Page 1 of 1

IGO 2016 Medium/3

Posted: Tue Jan 10, 2017 3:59 pm
3. Find all positive integers \$N\$ such that there exists a triangle which can be dissected into \$N\$ similar quadrilaterals.

Re: IGO 2016 Mediam/3

Posted: Wed Jan 11, 2017 4:06 pm
It is possible for all integer \$N \ge 3\$

It is obvious that a triangle can't be partitioned in \$1\$ quadrilateral.

Also if we divide a triangle into \$2\$ quadrilaterals, one is convex but other one is not.

For \$N=3\$, take a equilateral triangle. And divide the triangle into \$3\$ congruent quadrilaterals. Like the figure. \$O\$ is the circumcenter. We draw \$\angle OFB\$ such that it is equal to \$60^o\$. Also same thing for \$ \angle ODC \$ and \$ \angle OEA\$.

It is easy to prove that the quadrilaterals are congruent.

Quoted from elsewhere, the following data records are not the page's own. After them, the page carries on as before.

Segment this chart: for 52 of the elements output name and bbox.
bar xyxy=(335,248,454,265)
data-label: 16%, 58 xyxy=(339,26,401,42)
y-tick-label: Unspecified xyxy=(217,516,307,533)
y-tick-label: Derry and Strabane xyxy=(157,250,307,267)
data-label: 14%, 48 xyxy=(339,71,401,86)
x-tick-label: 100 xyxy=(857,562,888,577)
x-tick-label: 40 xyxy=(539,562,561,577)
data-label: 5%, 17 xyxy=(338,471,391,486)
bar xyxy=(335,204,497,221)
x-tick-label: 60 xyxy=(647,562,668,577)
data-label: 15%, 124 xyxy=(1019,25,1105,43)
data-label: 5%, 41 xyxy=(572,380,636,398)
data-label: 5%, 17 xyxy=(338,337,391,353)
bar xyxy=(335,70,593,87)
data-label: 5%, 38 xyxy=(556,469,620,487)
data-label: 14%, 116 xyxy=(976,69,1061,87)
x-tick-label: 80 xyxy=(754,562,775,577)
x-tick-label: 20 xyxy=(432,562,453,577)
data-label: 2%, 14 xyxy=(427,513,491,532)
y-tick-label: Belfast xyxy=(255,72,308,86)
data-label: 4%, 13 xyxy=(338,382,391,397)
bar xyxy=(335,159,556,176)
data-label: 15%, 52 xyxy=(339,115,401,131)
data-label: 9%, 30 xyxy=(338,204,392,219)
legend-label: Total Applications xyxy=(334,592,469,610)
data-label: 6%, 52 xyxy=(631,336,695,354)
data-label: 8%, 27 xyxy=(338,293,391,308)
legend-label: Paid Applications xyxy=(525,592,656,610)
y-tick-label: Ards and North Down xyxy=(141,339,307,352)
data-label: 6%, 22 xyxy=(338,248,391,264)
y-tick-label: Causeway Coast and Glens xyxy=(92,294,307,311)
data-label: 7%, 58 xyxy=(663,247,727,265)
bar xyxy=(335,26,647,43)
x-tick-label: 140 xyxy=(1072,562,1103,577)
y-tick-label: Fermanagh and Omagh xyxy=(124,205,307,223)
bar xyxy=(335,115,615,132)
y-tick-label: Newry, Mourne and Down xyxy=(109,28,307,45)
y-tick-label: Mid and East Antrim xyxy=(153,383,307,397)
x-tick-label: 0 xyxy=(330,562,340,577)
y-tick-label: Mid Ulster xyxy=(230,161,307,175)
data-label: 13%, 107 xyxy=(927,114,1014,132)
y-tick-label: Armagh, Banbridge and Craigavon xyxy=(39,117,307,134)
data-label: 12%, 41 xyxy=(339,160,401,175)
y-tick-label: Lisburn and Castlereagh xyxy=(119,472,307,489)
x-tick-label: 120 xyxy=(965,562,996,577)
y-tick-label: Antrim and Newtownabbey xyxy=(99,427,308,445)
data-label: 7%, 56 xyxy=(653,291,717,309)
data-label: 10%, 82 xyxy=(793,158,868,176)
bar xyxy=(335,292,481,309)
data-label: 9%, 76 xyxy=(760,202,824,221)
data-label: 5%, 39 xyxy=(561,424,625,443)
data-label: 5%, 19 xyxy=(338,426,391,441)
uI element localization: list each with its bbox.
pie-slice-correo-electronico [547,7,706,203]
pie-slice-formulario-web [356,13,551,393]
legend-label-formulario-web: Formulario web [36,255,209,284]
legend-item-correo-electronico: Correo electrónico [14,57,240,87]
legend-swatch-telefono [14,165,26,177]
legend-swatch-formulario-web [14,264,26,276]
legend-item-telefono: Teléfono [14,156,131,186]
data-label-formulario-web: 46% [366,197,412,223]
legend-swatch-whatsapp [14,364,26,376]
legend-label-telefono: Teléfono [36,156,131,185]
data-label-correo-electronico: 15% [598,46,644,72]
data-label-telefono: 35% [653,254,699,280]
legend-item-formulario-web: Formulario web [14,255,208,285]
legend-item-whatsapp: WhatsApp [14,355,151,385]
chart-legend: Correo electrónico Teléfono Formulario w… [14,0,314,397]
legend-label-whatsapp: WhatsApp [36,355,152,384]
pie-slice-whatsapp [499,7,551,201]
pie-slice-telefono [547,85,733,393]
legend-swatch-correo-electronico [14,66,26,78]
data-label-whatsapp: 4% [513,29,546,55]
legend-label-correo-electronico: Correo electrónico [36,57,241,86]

Now we can make a quadrilateral \$BCYX\$ such that it is similar to \$EOFB\$. And \$\angle ABX = \angle ACY = 60^o+120^o=180^o\$. So that means \$\triangle AXY\$ is a new triangle with \$5\$ similar quadrilaterals. We can make this process over and over. So it is possible for all \$N \ge 3\$